Darwin supports this by showing how moral order arises from a natural moral sense. Conservatives like Friedrich Hayek and James Q. Wilson elaborate conservative thinking about how morality emerges through spontaneous order.
sorry for the commentspam but I just wanted to apprise you guys of
Conservatives Against Intelligent Design
http://www.indiancowboy.net/blog
Although a classical liberal, I make many of the same arguments you do, for exactly the same reasons. And like you I'm extremely adamant about the lack of connection between collectivism and evolution.
The fact that you bring together a confluence of evolutionary and conservative thought makes you a prime candidate as a major ally in this group's fight.
So consider this an invitation for those who would like to blog about it at the CAID website. you can email me for further details.
For conservatives, there is no way back from science to religion since science questioned the way human nature is conceived by Christianity. It is neccesary to go farther is science upto what EP call ultimate causations. Ultimate causations, derived from the selfish gene, are the ones traditional conservatives look as cynical, crude, purposeless and soulless. But hardly any science can be warm, purposeful and moral aware.
As conservative, I think that neo-darwinism support coservative thinking naturally as it explain the underlying motivations of common sense and the purpose for which evolution has evolved even the higuer feelings and motivations as innate instincts able to respond to very wide ambient conditions, just the feelings, motivations and common sense that the left claim as culturally determined, endorsing, silently sometimes, almost all the pain on earth to the cultural conditions created by capitalism and religion.
I regret that I made a mistake in my post by identifying the author of the NEW CRITERION review as John Gross. Actually, the reviewer is Paul R. Gross, a distinguished professor emeritus of the life sciences at the University of Virginia and co-author of the best history of the intelligent design movement: CREATIONISM'S TROJAN HORSE: THE WEDGE OF INTELLIGENT DESIGN (Oxford University Press, 2004).
Paul Gross is superb. I look forward to reading your book. As to whether you are too accomodating to Intelligent Design advocates, it doesn't hurt to be polite. Had Michael Behe and William Dembski been independent scholars who happened upon their "soap boxes" on their own, I might be more consiliatory. But they are both, in fact, creatures of the Discovery Institue, a PR firm in its essentials, and this I think seriously undermines their seriousness.
So glad to have found your site, and glad that someone is addressing the issues you do!
To John Farrell,
Yes, you are right: the Discovery Institute's "wedge strategy" is an elaborate project in public relations, and this is evident in the polemical rhetoric of Behe, Dembski, and the others.
But, of course, Eugenie Scott and the National Center for Science Education have their own public relations strategy on the other side.
Scientific controversy is often an exercise in rhetoric.

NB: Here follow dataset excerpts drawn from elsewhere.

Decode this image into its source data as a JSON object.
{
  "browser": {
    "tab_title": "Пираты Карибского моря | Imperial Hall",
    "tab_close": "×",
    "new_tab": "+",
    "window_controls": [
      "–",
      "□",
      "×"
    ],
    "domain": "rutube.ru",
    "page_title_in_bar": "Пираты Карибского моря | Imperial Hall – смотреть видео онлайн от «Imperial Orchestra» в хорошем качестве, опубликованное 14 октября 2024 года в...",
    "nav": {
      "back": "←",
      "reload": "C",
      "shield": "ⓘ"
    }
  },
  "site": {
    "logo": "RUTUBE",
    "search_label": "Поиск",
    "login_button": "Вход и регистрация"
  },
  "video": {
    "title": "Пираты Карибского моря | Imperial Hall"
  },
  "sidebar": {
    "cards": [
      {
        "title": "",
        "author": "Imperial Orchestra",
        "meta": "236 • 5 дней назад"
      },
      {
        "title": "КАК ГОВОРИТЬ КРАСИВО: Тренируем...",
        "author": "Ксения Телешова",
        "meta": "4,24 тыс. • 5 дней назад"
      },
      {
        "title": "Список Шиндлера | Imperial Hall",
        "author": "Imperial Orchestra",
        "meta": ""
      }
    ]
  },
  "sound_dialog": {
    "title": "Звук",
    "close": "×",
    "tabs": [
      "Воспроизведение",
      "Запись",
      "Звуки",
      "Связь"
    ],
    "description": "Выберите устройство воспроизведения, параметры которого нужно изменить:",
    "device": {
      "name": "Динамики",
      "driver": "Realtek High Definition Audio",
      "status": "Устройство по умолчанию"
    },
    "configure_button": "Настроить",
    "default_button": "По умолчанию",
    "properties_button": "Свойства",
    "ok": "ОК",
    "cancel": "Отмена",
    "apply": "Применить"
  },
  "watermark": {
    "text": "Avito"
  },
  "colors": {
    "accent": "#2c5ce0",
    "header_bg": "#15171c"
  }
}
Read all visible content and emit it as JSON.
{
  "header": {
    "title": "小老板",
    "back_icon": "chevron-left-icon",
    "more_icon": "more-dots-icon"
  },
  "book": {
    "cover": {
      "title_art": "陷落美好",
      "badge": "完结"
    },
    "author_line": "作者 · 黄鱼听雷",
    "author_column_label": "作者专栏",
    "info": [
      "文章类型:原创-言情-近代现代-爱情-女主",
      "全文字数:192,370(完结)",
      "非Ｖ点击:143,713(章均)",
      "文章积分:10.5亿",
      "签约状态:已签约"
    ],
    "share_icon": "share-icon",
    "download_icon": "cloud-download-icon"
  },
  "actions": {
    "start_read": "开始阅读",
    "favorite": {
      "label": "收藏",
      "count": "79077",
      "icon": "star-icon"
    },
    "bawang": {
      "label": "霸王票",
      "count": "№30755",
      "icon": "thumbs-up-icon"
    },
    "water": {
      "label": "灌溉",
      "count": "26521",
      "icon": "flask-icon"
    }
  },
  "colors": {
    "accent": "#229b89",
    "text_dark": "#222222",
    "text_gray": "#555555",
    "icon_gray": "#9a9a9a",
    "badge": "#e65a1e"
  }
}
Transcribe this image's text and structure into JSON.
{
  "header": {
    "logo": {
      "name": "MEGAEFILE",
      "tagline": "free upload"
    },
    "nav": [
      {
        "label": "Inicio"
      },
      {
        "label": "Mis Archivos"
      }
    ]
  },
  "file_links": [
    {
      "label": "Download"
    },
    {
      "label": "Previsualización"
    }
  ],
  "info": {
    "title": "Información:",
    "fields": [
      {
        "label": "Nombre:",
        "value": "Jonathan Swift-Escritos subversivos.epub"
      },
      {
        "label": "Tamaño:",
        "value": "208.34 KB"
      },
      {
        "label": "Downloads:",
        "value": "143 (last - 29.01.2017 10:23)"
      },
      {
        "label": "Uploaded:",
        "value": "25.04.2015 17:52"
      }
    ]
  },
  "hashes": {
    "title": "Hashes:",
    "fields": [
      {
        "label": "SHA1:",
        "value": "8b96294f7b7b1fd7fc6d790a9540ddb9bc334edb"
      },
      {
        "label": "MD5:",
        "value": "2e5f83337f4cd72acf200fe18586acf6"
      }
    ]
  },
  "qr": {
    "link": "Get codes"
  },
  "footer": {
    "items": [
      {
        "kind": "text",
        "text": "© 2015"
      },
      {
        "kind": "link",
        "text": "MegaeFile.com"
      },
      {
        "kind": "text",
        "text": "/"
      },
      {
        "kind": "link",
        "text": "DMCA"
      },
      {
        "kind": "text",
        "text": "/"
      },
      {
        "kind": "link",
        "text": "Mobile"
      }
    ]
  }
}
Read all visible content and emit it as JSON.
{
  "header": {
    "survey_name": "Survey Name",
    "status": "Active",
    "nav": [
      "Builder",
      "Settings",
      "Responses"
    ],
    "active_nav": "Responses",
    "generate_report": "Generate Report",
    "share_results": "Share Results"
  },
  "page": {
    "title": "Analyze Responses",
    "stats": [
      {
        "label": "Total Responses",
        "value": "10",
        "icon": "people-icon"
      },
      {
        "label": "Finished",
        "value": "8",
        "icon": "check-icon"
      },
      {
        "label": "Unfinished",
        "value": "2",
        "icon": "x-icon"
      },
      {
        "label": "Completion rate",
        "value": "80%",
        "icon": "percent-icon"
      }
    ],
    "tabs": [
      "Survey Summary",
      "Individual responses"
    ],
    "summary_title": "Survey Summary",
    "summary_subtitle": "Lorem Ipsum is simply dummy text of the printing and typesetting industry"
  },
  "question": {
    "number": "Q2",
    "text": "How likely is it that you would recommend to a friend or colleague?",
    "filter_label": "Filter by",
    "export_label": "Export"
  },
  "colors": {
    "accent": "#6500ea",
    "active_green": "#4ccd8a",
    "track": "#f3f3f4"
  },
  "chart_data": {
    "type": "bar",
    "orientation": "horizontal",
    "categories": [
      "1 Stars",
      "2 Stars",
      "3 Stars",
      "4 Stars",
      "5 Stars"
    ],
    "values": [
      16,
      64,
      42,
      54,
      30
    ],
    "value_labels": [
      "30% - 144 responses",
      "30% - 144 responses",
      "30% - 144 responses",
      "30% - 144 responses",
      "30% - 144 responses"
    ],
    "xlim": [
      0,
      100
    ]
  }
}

And we might as well teach our high school students to recognize and analyze the rhetoric in such debates as they learn how to weigh evidence and arguments on opposing sides.
If they do this, I am convinced they will see the strength of the Darwinian position. But they will not appreciate the solidity of the Darwinian argument if they have not thought through all of the objections from the opponents. After all, Darwin himself was open in acknowledging the many "difficulties" with his theory and trying to resolve them as best he could.